Es ist hinlänglich bekannt, dass im Namen der "Weißwerdung" und der absoluten nationalen Integrität die Indios ausgelöscht wurden und dass dies einherging mit einer rassistischen Gesetzgebung. In Brasilien jedoch war der Grad der "Durchmischung" so, dass man die ethnische Vielfalt nicht einfach ignorieren konnte. Wie sollte man mittels Gesetzgebung und Politik fein säuberlich trennen, was in der gesellschaftlichen Realität über die Jahrhunderte zusammengebracht worden war? Wie sollte man die "Vermittler" aus der Gesellschaft verstoßen, wenn sie doch eine polarisierte Gesellschaft entpolarisierten und gewissermaßen das "Herz" des Systems darstellten?

Wenn, wie Tocqueville schreibt, die "Gewohnheiten des Herzens" in den USA Gleichheit und Individualismus waren, so wurden diese Werte in Brasilien auf Kirchhöfen, Plätzen, Karnevalsumzügen, Prozessionen und innerhalb synkretistischer Glaubensformen (die aus der Vermischung verschiedener Religionen hervorgegangen waren) gelebt. Dies machte vor allem eins deutlich: Alles war gleichzeitig gut und schlecht, brachte Erlösung oder bedeutete Verdammung. Der kosmische Raum des calvinistischen Amerika lässt entweder Erlösung oder Verdammung zu; wir Brasilianer haben einen dritten Weg eingeschlagen: das Fegefeuer, den Strand, die Mischung und den Karneval.

Da "Rassenreinheit" in Brasilien nicht umsetzbar war, berief man sich auf eine Reihe antihegemonialer Werte, die die politische Erfahrung Brasiliens widerspiegelten und auf Hybridität basierten. Nachahmung war nun mal nicht möglich, und so entwickelte man eine ganz eigene brasilianische Art des Seins, Lebens, Regierens. Was schließlich in dem Selbstbild mündete, dass kulturelle Vielfalt letztendlich eine positive Erfahrung darstellt – im höchst originellen Werk des brasilianischen Soziologen Gilberto Freyres erstmals formuliert.

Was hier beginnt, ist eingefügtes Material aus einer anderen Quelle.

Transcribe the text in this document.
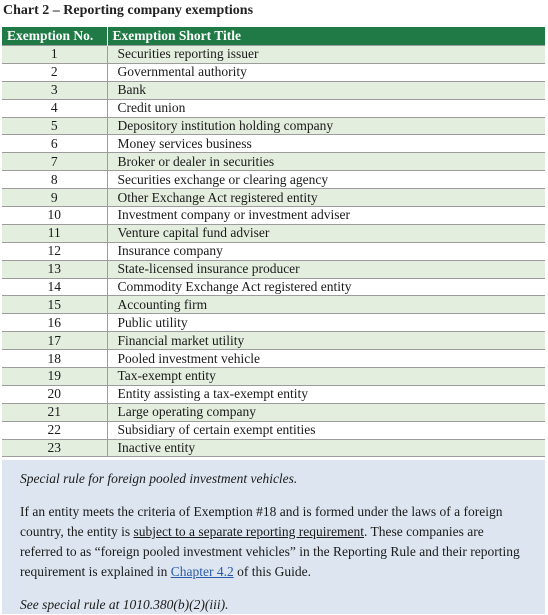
Chart 2 – Reporting company exemptions
Exemption No.	Exemption Short Title
1	Securities reporting issuer
2	Governmental authority
3	Bank
4	Credit union
5	Depository institution holding company
6	Money services business
7	Broker or dealer in securities
8	Securities exchange or clearing agency
9	Other Exchange Act registered entity
10	Investment company or investment adviser
11	Venture capital fund adviser
12	Insurance company
13	State-licensed insurance producer
14	Commodity Exchange Act registered entity
15	Accounting firm
16	Public utility
17	Financial market utility
18	Pooled investment vehicle
19	Tax-exempt entity
20	Entity assisting a tax-exempt entity
21	Large operating company
22	Subsidiary of certain exempt entities
23	Inactive entity

Special rule for foreign pooled investment vehicles.

If an entity meets the criteria of Exemption #18 and is formed under the laws of a foreign country, the entity is subject to a separate reporting requirement. These companies are referred to as “foreign pooled investment vehicles” in the Reporting Rule and their reporting requirement is explained in Chapter 4.2 of this Guide.

See special rule at 1010.380(b)(2)(iii).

Wir waren nun mal keine weiße, homogene Gesellschaft, die durch weltweit gültige Gesetze repräsentierbar war. Wir waren Mulatten und konnten unsere Uneindeutigkeit und Heterogenität zu unserem Vorteil nutzen. Und auf dieser – bewussten oder unbewussten – Grundlage wurde aus dem Kaiserreich Brasilien eine Republik, wurde aus Sklavenarbeit freie Arbeit. Und auf dieser Grundlange widerstanden wir auch der rassistischen und totalitären Welle des 20. Jahrhunderts: Wir hatten autoritäre, technokratische Regimes, aber keinen Nazismus oder Stalinismus; wir waren Rassisten, aber keine Segregationisten.

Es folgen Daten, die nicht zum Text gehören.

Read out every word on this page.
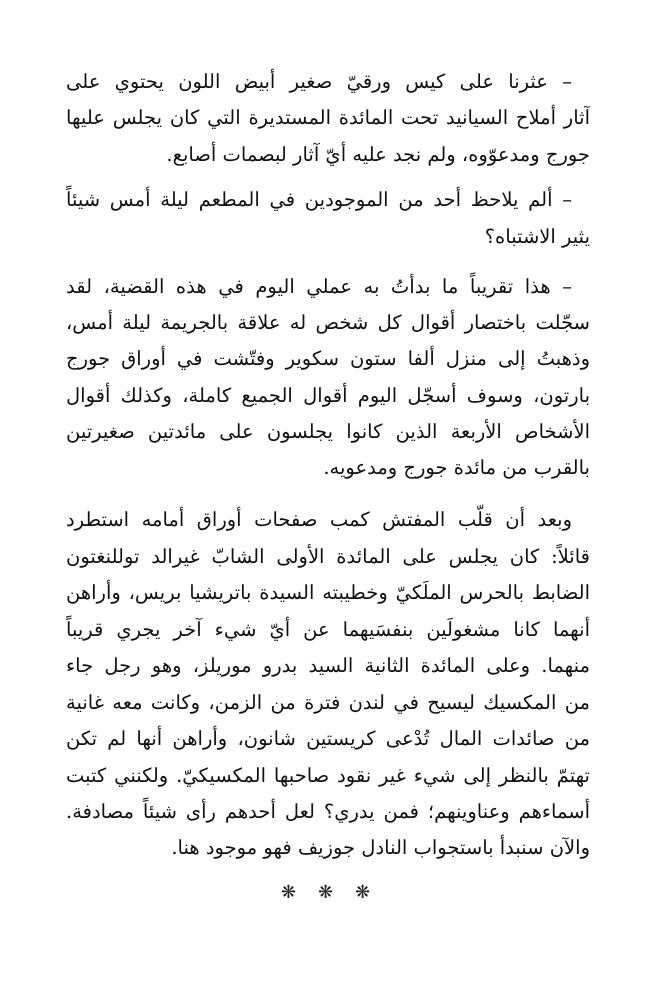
– عثرنا على كيس ورقيّ صغير أبيض اللون يحتوي على
آثار أملاح السيانيد تحت المائدة المستديرة التي كان يجلس عليها
جورج ومدعوّوه، ولم نجد عليه أيّ آثار لبصمات أصابع.
– ألم يلاحظ أحد من الموجودين في المطعم ليلة أمس شيئاً
يثير الاشتباه؟
– هذا تقريباً ما بدأتُ به عملي اليوم في هذه القضية، لقد
سجّلت باختصار أقوال كل شخص له علاقة بالجريمة ليلة أمس،
وذهبتُ إلى منزل ألفا ستون سكوير وفتّشت في أوراق جورج
بارتون، وسوف أسجّل اليوم أقوال الجميع كاملة، وكذلك أقوال
الأشخاص الأربعة الذين كانوا يجلسون على مائدتين صغيرتين
بالقرب من مائدة جورج ومدعويه.
وبعد أن قلّب المفتش كمب صفحات أوراق أمامه استطرد
قائلاً: كان يجلس على المائدة الأولى الشابّ غيرالد توللنغتون
الضابط بالحرس الملَكيّ وخطيبته السيدة باتريشيا بريس، وأراهن
أنهما كانا مشغولَين بنفسَيهما عن أيّ شيء آخر يجري قريباً
منهما. وعلى المائدة الثانية السيد بدرو موريلز، وهو رجل جاء
من المكسيك ليسيح في لندن فترة من الزمن، وكانت معه غانية
من صائدات المال تُدْعى كريستين شانون، وأراهن أنها لم تكن
تهتمّ بالنظر إلى شيء غير نقود صاحبها المكسيكيّ. ولكنني كتبت
أسماءهم وعناوينهم؛ فمن يدري؟ لعل أحدهم رأى شيئاً مصادفة.
والآن سنبدأ باستجواب النادل جوزيف فهو موجود هنا.
❋
❋
❋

In der heutigen Zeit der Globalisierung, in der die Welt geschrumpft ist; in der beschleunigte Kommunikation und Austausch mit dem Süden, aber auch die Krise des eigenen Wirtschaftsmodells die westliche Gesellschaft zwingen, sich mit anderen Werten und Vorstellungen auseinanderzusetzen; in der Individualismus und Produktion im Zeichen des Konsums stehen und oft zweifelhafte Formen annehmen; in der Konflikte um Prinzipien und Werte zunehmen, fällt ein neues, positives Licht auf die brasilianische Erfahrung. Und dieser Prozess ist ausgerechnet unter einer "linken" Regierung zu beobachten, die ihren Werten zum Trotz sich vom Liberalismus nie distanziert hat und dem Personenkult und der Vetternwirtschaft weiterhin frönt.

Brasilien hat es geschafft, ein schwieriges Vermächtnis konstruktiv zu nutzen. Dies zeigt deutlich die Macht, die sozialen Beziehungen in Zeiten des Wandels innewohnt. Sicherlich ist unsere Gesellschaft alles andere als friedlich, aber es existiert in Brasilien keine staatliche Gewalt, die sich explizit gegen Ethnien und Religionen richtet. Und wir unterwerfen uns nicht einem wirtschaftlichen Dogma, das einzig den Markt oder den Finanzmarkt im Blick hat, sondern die Politik steht im Zentrum.

Im 21. Jahrhundert, das bisher im Zeichen der Zuwanderung, der Ethnisierung und der Krise nationaler Identität steht, ist Brasilien eindeutig im Vorteil. Zum einen, weil die Gesellschaft sich nicht an den Staat und an die von ihm repräsentierten Werte zu klammern braucht – sie hat schließlich die zügellose, meist straffrei davongekommene Korruption und die katastrophale Inflation am Ende des 20. Jahrhunderts überlebt, ohne dass sie deswegen aufgehört hätte, den Karneval zu feiern oder sonntags am Strand die ernsten Dinge des Lebens zu "vergessen". Zum anderen, weil Brasilien einen riesigen Erfahrungsschatz besitzt, wenn es darum geht, unterschiedliche soziale Realitäten unter einen Hut zu bringen. Sicher war diese Gesellschaft in der Vergangenheit durch eine extreme Ungerechtigkeit gekennzeichnet, doch war sie nie segregationistisch. Unser Kapitalismus war zwar nie bürgerlich, sondern staatlich oder von Großgrundbesitzern bestimmt, doch hat er die soziale Komponente nie ganz aus den Augen verloren.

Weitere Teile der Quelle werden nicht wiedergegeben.